My principal sin, I think, had been to support the appointment of a leading black evangelical Christian.
I thought the thousands of black and Asian Christians who are reviving our churches should be represented.
But it happens that many of these evangelicals take a dim view of homosexuality. I don’t agree with them, but I felt the EHRC had to respect and reflect all points of view.
Some government ministers saw things differently. They also wanted to see a black commissioner appointed — but only one whose views echoed their own in every way.
Without the intervention of Harriet Harman, Brown would probably have sacked me.
Yet by striving to appease special interests, even well-intentioned ‘equality warriors’ lay themselves open to the charge that they value diversity only as long as it serves their political purpose.
Take the recent decision by John Bercow, Speaker of the House of Commons, to try to ban President Trump from speaking in the Palace of Westminster because of his supposed Islamophobia.
There is no systematic persecution of American Muslims by their own government, yet in other countries Muslims fear for their lives.
Uyghur Muslims in China are forbidden from practising their religion if they are civil servants.
In Myanmar, thousands of Muslims have fled abroad to escape rape and murder at the hands of the country’s Buddhist majority.
And India’s Supreme Court ordered an investigation into prime minister Narendhra Modi’s complicity in the 2002 Gujarat riots in which more than 700 Muslims died.
Yet China’s president Xi Jinping, Myanmar’s leader Aung San Suu Kyi and India’s Modi have all been afforded the honour of speaking to both Houses of Parliament.
The new tyranny is also threatening the study of what really makes the world tick, even if that research might help to reduce inequality.
For example, we still have no proper explanation for the stunning academic success of pupils of Chinese heritage across the Western world.
My attempts to promote such research were resisted by academics, who claimed it would belittle other ethnic groups.

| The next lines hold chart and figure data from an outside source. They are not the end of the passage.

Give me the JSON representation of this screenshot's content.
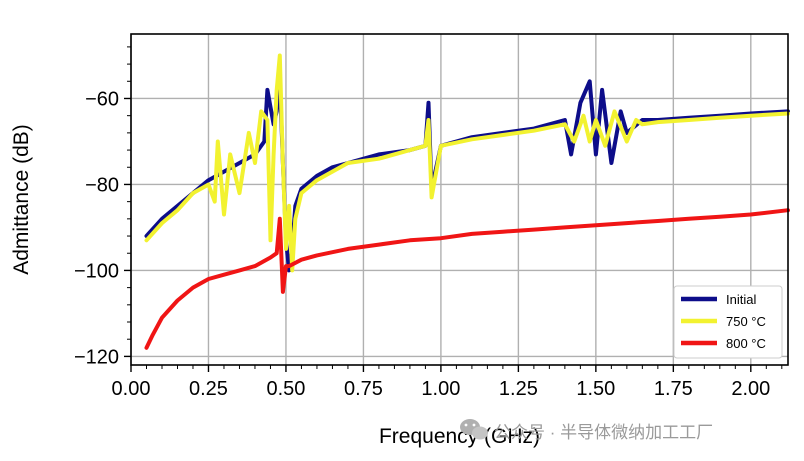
{
  "chart_data": {
    "type": "line",
    "xlabel": "Frequency (GHz)",
    "ylabel": "Admittance (dB)",
    "xlim": [
      0.0,
      2.12
    ],
    "ylim": [
      -122,
      -45
    ],
    "x_ticks": [
      0.0,
      0.25,
      0.5,
      0.75,
      1.0,
      1.25,
      1.5,
      1.75,
      2.0
    ],
    "x_tick_labels": [
      "0.00",
      "0.25",
      "0.50",
      "0.75",
      "1.00",
      "1.25",
      "1.50",
      "1.75",
      "2.00"
    ],
    "y_ticks": [
      -120,
      -100,
      -80,
      -60
    ],
    "y_tick_labels": [
      "−120",
      "−100",
      "−80",
      "−60"
    ],
    "grid": true,
    "legend_position": "lower-right",
    "series": [
      {
        "name": "Initial",
        "color": "#0d0d8a",
        "x": [
          0.05,
          0.1,
          0.15,
          0.2,
          0.25,
          0.3,
          0.35,
          0.4,
          0.43,
          0.44,
          0.45,
          0.46,
          0.47,
          0.48,
          0.49,
          0.5,
          0.51,
          0.52,
          0.53,
          0.55,
          0.6,
          0.65,
          0.7,
          0.8,
          0.9,
          0.95,
          0.96,
          0.97,
          1.0,
          1.1,
          1.2,
          1.3,
          1.4,
          1.42,
          1.45,
          1.48,
          1.5,
          1.52,
          1.55,
          1.58,
          1.6,
          1.65,
          1.7,
          1.8,
          1.9,
          2.0,
          2.12
        ],
        "y": [
          -92,
          -88,
          -85,
          -82,
          -79,
          -77,
          -75,
          -73,
          -70,
          -58,
          -62,
          -66,
          -63,
          -55,
          -75,
          -93,
          -100,
          -95,
          -85,
          -81,
          -78,
          -76,
          -75,
          -73,
          -72,
          -71,
          -61,
          -81,
          -71,
          -69,
          -68,
          -67,
          -65,
          -73,
          -61,
          -56,
          -73,
          -58,
          -75,
          -63,
          -68,
          -65,
          -65,
          -64.5,
          -64,
          -63.5,
          -63
        ]
      },
      {
        "name": "750 °C",
        "color": "#f2f230",
        "x": [
          0.05,
          0.1,
          0.15,
          0.2,
          0.25,
          0.27,
          0.28,
          0.3,
          0.32,
          0.35,
          0.38,
          0.4,
          0.42,
          0.44,
          0.45,
          0.46,
          0.47,
          0.48,
          0.49,
          0.5,
          0.51,
          0.52,
          0.53,
          0.55,
          0.6,
          0.65,
          0.7,
          0.8,
          0.9,
          0.95,
          0.96,
          0.97,
          1.0,
          1.1,
          1.2,
          1.3,
          1.4,
          1.43,
          1.46,
          1.48,
          1.5,
          1.53,
          1.56,
          1.6,
          1.63,
          1.65,
          1.7,
          1.8,
          1.9,
          2.0,
          2.12
        ],
        "y": [
          -93,
          -89,
          -86,
          -82,
          -80,
          -84,
          -70,
          -87,
          -73,
          -82,
          -68,
          -75,
          -63,
          -65,
          -93,
          -73,
          -58,
          -50,
          -75,
          -95,
          -85,
          -100,
          -88,
          -82,
          -79,
          -77,
          -75,
          -74,
          -72,
          -71,
          -65,
          -83,
          -71,
          -69.5,
          -68.5,
          -67.5,
          -66,
          -70,
          -64,
          -70,
          -65,
          -71,
          -63,
          -70,
          -65,
          -66,
          -65.5,
          -65,
          -64.5,
          -64,
          -63.5
        ]
      },
      {
        "name": "800 °C",
        "color": "#f01515",
        "x": [
          0.05,
          0.07,
          0.1,
          0.15,
          0.2,
          0.25,
          0.3,
          0.35,
          0.4,
          0.45,
          0.47,
          0.48,
          0.49,
          0.5,
          0.51,
          0.55,
          0.6,
          0.7,
          0.8,
          0.9,
          1.0,
          1.1,
          1.2,
          1.3,
          1.4,
          1.5,
          1.6,
          1.7,
          1.8,
          1.9,
          2.0,
          2.12
        ],
        "y": [
          -118,
          -115,
          -111,
          -107,
          -104,
          -102,
          -101,
          -100,
          -99,
          -97,
          -96,
          -88,
          -105,
          -99,
          -99,
          -97.5,
          -96.5,
          -95,
          -94,
          -93,
          -92.5,
          -91.5,
          -91,
          -90.5,
          -90,
          -89.5,
          -89,
          -88.5,
          -88,
          -87.5,
          -87,
          -86
        ]
      }
    ]
  },
  "watermark": {
    "icon": "wechat-icon",
    "text": "公众号 · 半导体微纳加工工厂"
  }
}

The real losers in this refusal to tackle race and gender issues honestly are, ironically, women and ethnic minorities.
A business leaders’ think-tank, the Centre for Talent Innovation, found that many female and minority executives in the U.S. complained their bosses were too afraid of being accused of racism or sexism to talk to them honestly about their performance.
They only found out they had been failing professionally when they were fired.
Hypersensitivity about offending minorities has also stopped us having a grown-up debate about migration.
Last week, Tony Blair, in his speech on Brexit, said ‘immigration is the issue’. Whatever you think of him, most polls show he was right about that.
Yet since last June, most politicians have tried to pretend the Brexit vote had little to do with the cultural impact of immigration.
The Right fear sounding like racists; the Left won’t discuss it because their celebration of multiculturalism as a blessing makes them seem metropolitan elitists.
And when conventional politicians try to tackle the issue, they make a hash of it.
The hapless Dutch prime minister, Mark Rutte, recently called on Dutch Muslims to ‘be normal or be gone’. And he leads something that describes itself as the Liberal Party!
One Left-wing newspaper has denounced my TV film on political correctness as ‘unhelpful’. Unhelpful to whom, I wonder?